I'm a KVL guy, I always messed up signs when do node equations
 



I understand your skepticism towards using mesh analysis in electrical engineering. However, I would like to offer some insight on why it is still a valuable tool to learn and use in problem-solving.

Firstly, while it may seem like mesh analysis is just a variation of Kirchhoff's laws, it actually offers a more systematic and organized approach to circuit analysis. By dividing the circuit into smaller loops or meshes, we can easily apply Kirchhoff's voltage law to each loop and then use the resulting equations to solve for unknown currents or voltages. This can be especially helpful in more complex circuits where using Kirchhoff's laws alone may become cumbersome and prone to errors.
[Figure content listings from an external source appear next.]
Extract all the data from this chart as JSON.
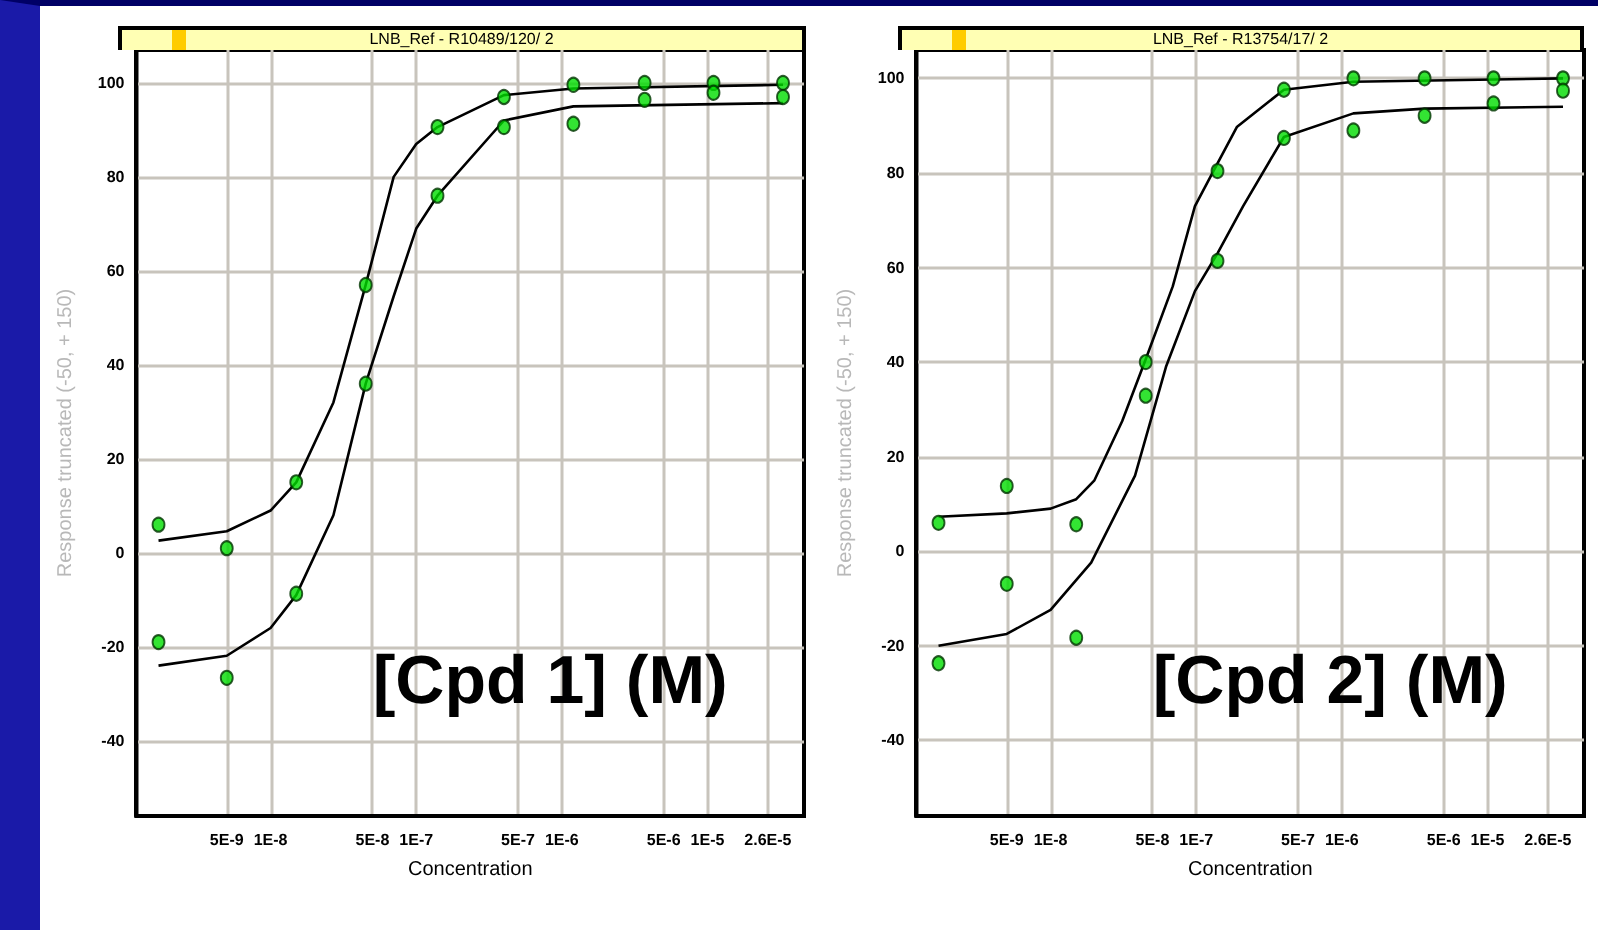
{
  "chart_data": [
    {
      "type": "scatter",
      "title": "LNB_Ref - R10489/120/ 2",
      "xlabel": "Concentration",
      "ylabel": "Response truncated (-50, + 150)",
      "annotations": [
        "[Cpd 1] (M)"
      ],
      "log": "x",
      "grid": true,
      "marker": "circle",
      "xlim": [
        1.2e-09,
        4.6e-05
      ],
      "xticks": [
        {
          "value": 5e-09,
          "label": "5E-9"
        },
        {
          "value": 1e-08,
          "label": "1E-8"
        },
        {
          "value": 5e-08,
          "label": "5E-8"
        },
        {
          "value": 1e-07,
          "label": "1E-7"
        },
        {
          "value": 5e-07,
          "label": "5E-7"
        },
        {
          "value": 1e-06,
          "label": "1E-6"
        },
        {
          "value": 5e-06,
          "label": "5E-6"
        },
        {
          "value": 1e-05,
          "label": "1E-5"
        },
        {
          "value": 2.6e-05,
          "label": "2.6E-5"
        }
      ],
      "ylim": [
        -56,
        107
      ],
      "yticks": [
        -40,
        -20,
        0,
        20,
        40,
        60,
        80,
        100
      ],
      "series": [
        {
          "color": "#00dd00",
          "x": [
            1.7e-09,
            5e-09,
            1.5e-08,
            4.5e-08,
            1.4e-07,
            4e-07,
            1.2e-06,
            3.7e-06,
            1.1e-05,
            3.3e-05
          ],
          "values": [
            6,
            1,
            15,
            57,
            90.6,
            97,
            99.6,
            100,
            100,
            100
          ]
        },
        {
          "color": "#00dd00",
          "x": [
            1.7e-09,
            5e-09,
            1.5e-08,
            4.5e-08,
            1.4e-07,
            4e-07,
            1.2e-06,
            3.7e-06,
            1.1e-05,
            3.3e-05
          ],
          "values": [
            -19,
            -26.6,
            -8.7,
            36,
            76,
            90.6,
            91.3,
            96.4,
            97.9,
            97
          ]
        },
        {
          "type": "line",
          "color": "#000000",
          "marker": "none",
          "x": [
            1.7e-09,
            5e-09,
            1e-08,
            1.5e-08,
            2.7e-08,
            4.5e-08,
            7e-08,
            1e-07,
            1.4e-07,
            4e-07,
            1.2e-06,
            3.3e-05
          ],
          "values": [
            2.6,
            4.6,
            9,
            15,
            32,
            57,
            80,
            87,
            90.6,
            97.4,
            98.8,
            99.6
          ]
        },
        {
          "type": "line",
          "color": "#000000",
          "marker": "none",
          "x": [
            1.7e-09,
            5e-09,
            1e-08,
            1.5e-08,
            2.7e-08,
            4.5e-08,
            7e-08,
            1e-07,
            1.4e-07,
            4e-07,
            1.2e-06,
            3.3e-05
          ],
          "values": [
            -24,
            -21.9,
            -16,
            -9,
            8,
            36,
            54.6,
            69,
            76,
            92,
            95,
            95.7
          ]
        }
      ]
    },
    {
      "type": "scatter",
      "title": "LNB_Ref - R13754/17/ 2",
      "xlabel": "Concentration",
      "ylabel": "Response truncated (-50, + 150)",
      "annotations": [
        "[Cpd 2] (M)"
      ],
      "log": "x",
      "grid": true,
      "marker": "circle",
      "xlim": [
        1.2e-09,
        4.6e-05
      ],
      "xticks": [
        {
          "value": 5e-09,
          "label": "5E-9"
        },
        {
          "value": 1e-08,
          "label": "1E-8"
        },
        {
          "value": 5e-08,
          "label": "5E-8"
        },
        {
          "value": 1e-07,
          "label": "1E-7"
        },
        {
          "value": 5e-07,
          "label": "5E-7"
        },
        {
          "value": 1e-06,
          "label": "1E-6"
        },
        {
          "value": 5e-06,
          "label": "5E-6"
        },
        {
          "value": 1e-05,
          "label": "1E-5"
        },
        {
          "value": 2.6e-05,
          "label": "2.6E-5"
        }
      ],
      "ylim": [
        -56,
        106
      ],
      "yticks": [
        -40,
        -20,
        0,
        20,
        40,
        60,
        80,
        100
      ],
      "series": [
        {
          "color": "#00dd00",
          "x": [
            1.7e-09,
            5e-09,
            1.5e-08,
            4.5e-08,
            1.4e-07,
            4e-07,
            1.2e-06,
            3.7e-06,
            1.1e-05,
            3.3e-05
          ],
          "values": [
            6,
            13.8,
            5.7,
            40,
            80.4,
            97.6,
            100,
            100,
            100,
            100
          ]
        },
        {
          "color": "#00dd00",
          "x": [
            1.7e-09,
            5e-09,
            1.5e-08,
            4.5e-08,
            1.4e-07,
            4e-07,
            1.2e-06,
            3.7e-06,
            1.1e-05,
            3.3e-05
          ],
          "values": [
            -23.7,
            -6.9,
            -18.3,
            32.9,
            61.4,
            87.4,
            89,
            92.1,
            94.7,
            97.4
          ]
        },
        {
          "type": "line",
          "color": "#000000",
          "marker": "none",
          "x": [
            1.7e-09,
            5e-09,
            1e-08,
            1.5e-08,
            2e-08,
            3.1e-08,
            4.5e-08,
            6.9e-08,
            9.8e-08,
            1.4e-07,
            1.9e-07,
            4e-07,
            1.2e-06,
            3.3e-05
          ],
          "values": [
            7.3,
            8,
            9,
            11,
            15,
            27.5,
            40.6,
            56,
            73,
            82,
            89.7,
            97.6,
            99.3,
            100
          ]
        },
        {
          "type": "line",
          "color": "#000000",
          "marker": "none",
          "x": [
            1.7e-09,
            5e-09,
            1e-08,
            1.9e-08,
            3.8e-08,
            6.2e-08,
            9.8e-08,
            1.4e-07,
            2.1e-07,
            4e-07,
            1.2e-06,
            3.7e-06,
            3.3e-05
          ],
          "values": [
            -20,
            -17.5,
            -12.4,
            -2.4,
            16,
            39,
            55,
            63,
            73,
            87.6,
            92.6,
            93.6,
            94
          ]
        }
      ]
    }
  ]
}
Additionally, mesh analysis allows for the use of superposition, which is a powerful technique for analyzing circuits with multiple sources. By breaking down the circuit into individual meshes, we can apply the principle of superposition to determine the contribution of each source separately and then combine them to get the overall solution.

Furthermore, mesh analysis is not just about reducing algebraic complexity. It also helps in visualizing and understanding the flow of current in a circuit. By identifying and labeling individual meshes, we can easily track the direction and magnitude of current in each loop, leading to a better understanding of the circuit's behavior.

In conclusion, while it may seem like mesh analysis is just a memorization of procedures, it offers a more systematic and efficient way of solving complex circuits. It also allows for the use of superposition and provides a better understanding of current flow. Therefore, I would highly recommend incorporating mesh analysis into your teaching of electrical engineering.